Some parents at Westwood High School are pushing the Round Rock Independent School District to drop class rankings below the top 10 percent, because they believe it's hurting their kids' chances of getting into top universities.  It's so competitive at the top, that GPA's are broken down to the thousandth of a point.

Westwood High School is known as a top high school.

"They're nationally well known for their college prep program.  And a lot of students have success because of that.  However making that top 10 percent cut here is nearly impossible," said Charles Gilmore, father.

The school grades are based on a 5.0 GPA.  But Honors, Advanced Placement, International Baccalaureate and Talented and Gifted classes will bump students up to a  6.0.

You have a good percentage of kids in this school who are taking just normal classes -- they're never going to be in the top 10 percent," said Sue Benyo, parent.

The top student at Westwood High School earned a 5.8065.  The cutoff to make the top 10 percent is 5.1762.

Compare that to Stony Point High School, which also has an International Baccalaureate Program.  Its top student earned a higher GPA: 5.9053.  But students who aren't taking advanced classes, and end up with a near perfect GPA of 4.7421 and higher still rank in the top 10 percent.

That makes some Westwood parents very unhappy.

"Our parents were telling us that their students are having difficulty getting into some Ivy League Schools, not because of their SAT or AC scores, and not because of their wonderful grades.  It comes down to a class rank issue," said Round Rock ISD Spokesperson JoyLynn Occhuizzi.

The district is putting together a committee to study this issue and will consider making a change.  But it's not happening fast enough for some.
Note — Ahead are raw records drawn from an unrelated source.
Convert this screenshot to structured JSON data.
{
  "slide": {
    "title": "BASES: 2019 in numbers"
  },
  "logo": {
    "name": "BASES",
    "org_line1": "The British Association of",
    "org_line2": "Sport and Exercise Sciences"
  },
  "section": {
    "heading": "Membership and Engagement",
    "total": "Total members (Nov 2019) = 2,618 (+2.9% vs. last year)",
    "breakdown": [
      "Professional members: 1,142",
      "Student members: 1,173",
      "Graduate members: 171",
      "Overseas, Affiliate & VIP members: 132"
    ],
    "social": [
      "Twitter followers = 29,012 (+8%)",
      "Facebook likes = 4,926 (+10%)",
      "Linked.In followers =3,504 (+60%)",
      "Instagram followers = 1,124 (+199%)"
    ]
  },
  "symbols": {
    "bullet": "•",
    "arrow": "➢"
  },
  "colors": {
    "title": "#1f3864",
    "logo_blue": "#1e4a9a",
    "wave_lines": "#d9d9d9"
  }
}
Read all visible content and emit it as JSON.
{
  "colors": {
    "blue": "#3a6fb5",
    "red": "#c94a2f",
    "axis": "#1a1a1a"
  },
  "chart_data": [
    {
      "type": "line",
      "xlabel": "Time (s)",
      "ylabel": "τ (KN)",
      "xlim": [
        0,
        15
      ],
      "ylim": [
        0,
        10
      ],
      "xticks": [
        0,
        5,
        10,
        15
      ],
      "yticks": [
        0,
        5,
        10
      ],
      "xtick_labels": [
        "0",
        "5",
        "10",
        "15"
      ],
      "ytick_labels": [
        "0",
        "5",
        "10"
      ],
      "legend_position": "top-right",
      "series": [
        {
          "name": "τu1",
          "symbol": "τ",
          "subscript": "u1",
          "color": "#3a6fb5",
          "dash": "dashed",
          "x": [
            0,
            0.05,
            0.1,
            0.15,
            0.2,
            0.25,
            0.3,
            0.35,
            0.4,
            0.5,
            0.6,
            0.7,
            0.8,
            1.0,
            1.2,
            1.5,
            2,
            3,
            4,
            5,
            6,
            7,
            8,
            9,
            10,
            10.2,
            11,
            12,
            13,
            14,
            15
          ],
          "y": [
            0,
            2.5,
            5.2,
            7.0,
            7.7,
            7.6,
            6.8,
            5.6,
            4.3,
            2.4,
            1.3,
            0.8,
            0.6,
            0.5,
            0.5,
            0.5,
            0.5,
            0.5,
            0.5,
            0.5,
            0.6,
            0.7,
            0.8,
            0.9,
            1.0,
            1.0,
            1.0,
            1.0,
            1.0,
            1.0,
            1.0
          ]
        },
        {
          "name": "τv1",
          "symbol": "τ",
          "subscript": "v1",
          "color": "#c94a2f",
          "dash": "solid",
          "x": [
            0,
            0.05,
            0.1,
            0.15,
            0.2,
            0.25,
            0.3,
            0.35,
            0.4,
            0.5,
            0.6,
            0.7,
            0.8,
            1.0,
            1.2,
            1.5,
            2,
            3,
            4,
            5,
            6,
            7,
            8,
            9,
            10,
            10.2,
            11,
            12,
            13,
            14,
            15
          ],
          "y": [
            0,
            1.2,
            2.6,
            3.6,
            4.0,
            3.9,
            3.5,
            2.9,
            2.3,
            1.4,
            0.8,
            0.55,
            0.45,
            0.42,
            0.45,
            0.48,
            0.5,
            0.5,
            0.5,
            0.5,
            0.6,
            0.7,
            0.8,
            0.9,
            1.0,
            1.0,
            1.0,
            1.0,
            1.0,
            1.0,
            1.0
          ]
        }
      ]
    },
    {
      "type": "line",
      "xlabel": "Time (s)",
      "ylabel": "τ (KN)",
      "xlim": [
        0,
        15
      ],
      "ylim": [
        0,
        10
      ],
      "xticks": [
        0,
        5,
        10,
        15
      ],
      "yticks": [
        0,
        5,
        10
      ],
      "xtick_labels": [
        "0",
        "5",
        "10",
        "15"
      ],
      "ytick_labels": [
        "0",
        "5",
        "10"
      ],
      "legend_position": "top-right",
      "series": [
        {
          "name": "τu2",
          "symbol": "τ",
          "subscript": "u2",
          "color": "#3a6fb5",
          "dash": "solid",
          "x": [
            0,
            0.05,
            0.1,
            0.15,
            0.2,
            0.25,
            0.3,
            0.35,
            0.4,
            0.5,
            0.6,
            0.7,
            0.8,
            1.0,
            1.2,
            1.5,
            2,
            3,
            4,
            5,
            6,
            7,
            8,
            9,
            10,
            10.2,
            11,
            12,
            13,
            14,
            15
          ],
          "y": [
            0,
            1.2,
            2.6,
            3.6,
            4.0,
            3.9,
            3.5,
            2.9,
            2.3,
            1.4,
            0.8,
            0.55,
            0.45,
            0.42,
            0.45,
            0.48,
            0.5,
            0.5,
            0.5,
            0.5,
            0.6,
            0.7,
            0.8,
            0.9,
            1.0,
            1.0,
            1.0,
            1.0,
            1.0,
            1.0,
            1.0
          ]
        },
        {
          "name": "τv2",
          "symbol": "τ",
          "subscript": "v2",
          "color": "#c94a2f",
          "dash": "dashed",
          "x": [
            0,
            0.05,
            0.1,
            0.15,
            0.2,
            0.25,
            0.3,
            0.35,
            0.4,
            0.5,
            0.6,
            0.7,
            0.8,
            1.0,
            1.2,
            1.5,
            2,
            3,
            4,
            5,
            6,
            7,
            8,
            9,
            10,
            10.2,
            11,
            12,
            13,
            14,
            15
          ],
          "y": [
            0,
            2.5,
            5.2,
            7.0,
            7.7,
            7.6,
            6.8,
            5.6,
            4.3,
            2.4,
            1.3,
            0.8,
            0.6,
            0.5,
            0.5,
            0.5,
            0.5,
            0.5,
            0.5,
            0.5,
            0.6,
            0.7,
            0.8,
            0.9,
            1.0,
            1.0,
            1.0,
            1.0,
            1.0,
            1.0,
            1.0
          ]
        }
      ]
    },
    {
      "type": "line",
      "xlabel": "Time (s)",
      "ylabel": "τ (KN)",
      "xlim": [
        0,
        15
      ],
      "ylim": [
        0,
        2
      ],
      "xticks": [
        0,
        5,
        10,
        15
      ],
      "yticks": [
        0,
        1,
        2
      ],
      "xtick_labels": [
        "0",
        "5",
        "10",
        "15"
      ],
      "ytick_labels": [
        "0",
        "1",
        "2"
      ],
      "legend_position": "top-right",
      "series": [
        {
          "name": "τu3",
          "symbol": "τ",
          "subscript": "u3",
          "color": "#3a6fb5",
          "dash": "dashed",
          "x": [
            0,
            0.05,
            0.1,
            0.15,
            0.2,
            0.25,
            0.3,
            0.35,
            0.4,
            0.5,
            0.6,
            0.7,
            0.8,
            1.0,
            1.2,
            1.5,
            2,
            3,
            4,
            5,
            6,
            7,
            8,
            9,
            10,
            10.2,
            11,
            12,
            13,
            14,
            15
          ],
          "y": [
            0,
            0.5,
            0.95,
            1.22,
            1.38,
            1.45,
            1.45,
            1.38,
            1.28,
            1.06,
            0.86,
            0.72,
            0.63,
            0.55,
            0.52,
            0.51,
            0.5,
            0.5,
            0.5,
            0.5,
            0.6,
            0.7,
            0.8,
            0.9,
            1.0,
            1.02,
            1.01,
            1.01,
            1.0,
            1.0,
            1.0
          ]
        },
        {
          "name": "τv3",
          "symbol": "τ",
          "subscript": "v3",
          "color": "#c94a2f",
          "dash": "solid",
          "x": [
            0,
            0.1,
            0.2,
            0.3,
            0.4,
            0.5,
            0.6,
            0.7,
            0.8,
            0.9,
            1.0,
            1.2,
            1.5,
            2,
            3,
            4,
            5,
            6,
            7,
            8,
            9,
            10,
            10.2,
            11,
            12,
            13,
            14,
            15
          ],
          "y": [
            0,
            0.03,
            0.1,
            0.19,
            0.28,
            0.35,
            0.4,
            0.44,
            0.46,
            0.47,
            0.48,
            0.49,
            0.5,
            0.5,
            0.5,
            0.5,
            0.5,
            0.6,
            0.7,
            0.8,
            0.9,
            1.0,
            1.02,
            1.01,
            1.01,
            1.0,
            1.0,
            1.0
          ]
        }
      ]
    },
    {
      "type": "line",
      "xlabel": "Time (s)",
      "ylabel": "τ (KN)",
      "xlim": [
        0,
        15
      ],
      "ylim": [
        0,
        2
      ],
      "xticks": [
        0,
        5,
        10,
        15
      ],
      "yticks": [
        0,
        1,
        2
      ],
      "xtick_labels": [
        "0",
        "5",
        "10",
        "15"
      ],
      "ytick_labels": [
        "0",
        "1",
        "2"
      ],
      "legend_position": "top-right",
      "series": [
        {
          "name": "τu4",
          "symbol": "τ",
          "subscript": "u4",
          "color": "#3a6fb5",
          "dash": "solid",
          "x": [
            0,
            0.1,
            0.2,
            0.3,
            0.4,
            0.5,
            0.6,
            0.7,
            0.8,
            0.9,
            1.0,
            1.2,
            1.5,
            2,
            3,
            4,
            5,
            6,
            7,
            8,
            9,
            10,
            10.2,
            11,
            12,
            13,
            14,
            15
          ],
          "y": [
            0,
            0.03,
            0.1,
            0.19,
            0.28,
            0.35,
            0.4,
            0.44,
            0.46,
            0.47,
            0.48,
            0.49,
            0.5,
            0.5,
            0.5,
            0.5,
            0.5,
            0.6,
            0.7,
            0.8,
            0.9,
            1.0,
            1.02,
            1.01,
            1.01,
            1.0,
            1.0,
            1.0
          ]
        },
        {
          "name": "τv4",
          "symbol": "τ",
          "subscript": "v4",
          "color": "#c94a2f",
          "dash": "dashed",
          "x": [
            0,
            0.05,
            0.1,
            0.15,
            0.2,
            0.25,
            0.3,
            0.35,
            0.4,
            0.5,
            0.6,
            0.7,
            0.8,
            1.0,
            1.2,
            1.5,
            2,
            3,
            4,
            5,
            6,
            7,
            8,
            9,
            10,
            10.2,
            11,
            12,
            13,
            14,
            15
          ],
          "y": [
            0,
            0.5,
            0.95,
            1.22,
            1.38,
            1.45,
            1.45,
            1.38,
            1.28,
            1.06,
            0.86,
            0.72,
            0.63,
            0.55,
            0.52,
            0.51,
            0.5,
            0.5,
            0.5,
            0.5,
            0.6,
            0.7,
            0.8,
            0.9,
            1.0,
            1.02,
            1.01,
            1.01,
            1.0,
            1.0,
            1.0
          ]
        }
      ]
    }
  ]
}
"Having a junior who will be a senior next year -- we're pushing to have it done this year," said Benyo.

And some say students who want to hit that top 10 percent mark have to start very early.

"You have to start on this quest back when you're in junior high, by taking the advanced maths," said Gilmore.

It makes it nearly impossible to catch up.

Westlake High School in Eanes Independent School District decided in February it would not calculate future rankings that fall below the top 10 percent.  A spokesperson for Eanes said the change was almost universally supported.  Already, a majority of private high schools follow that model.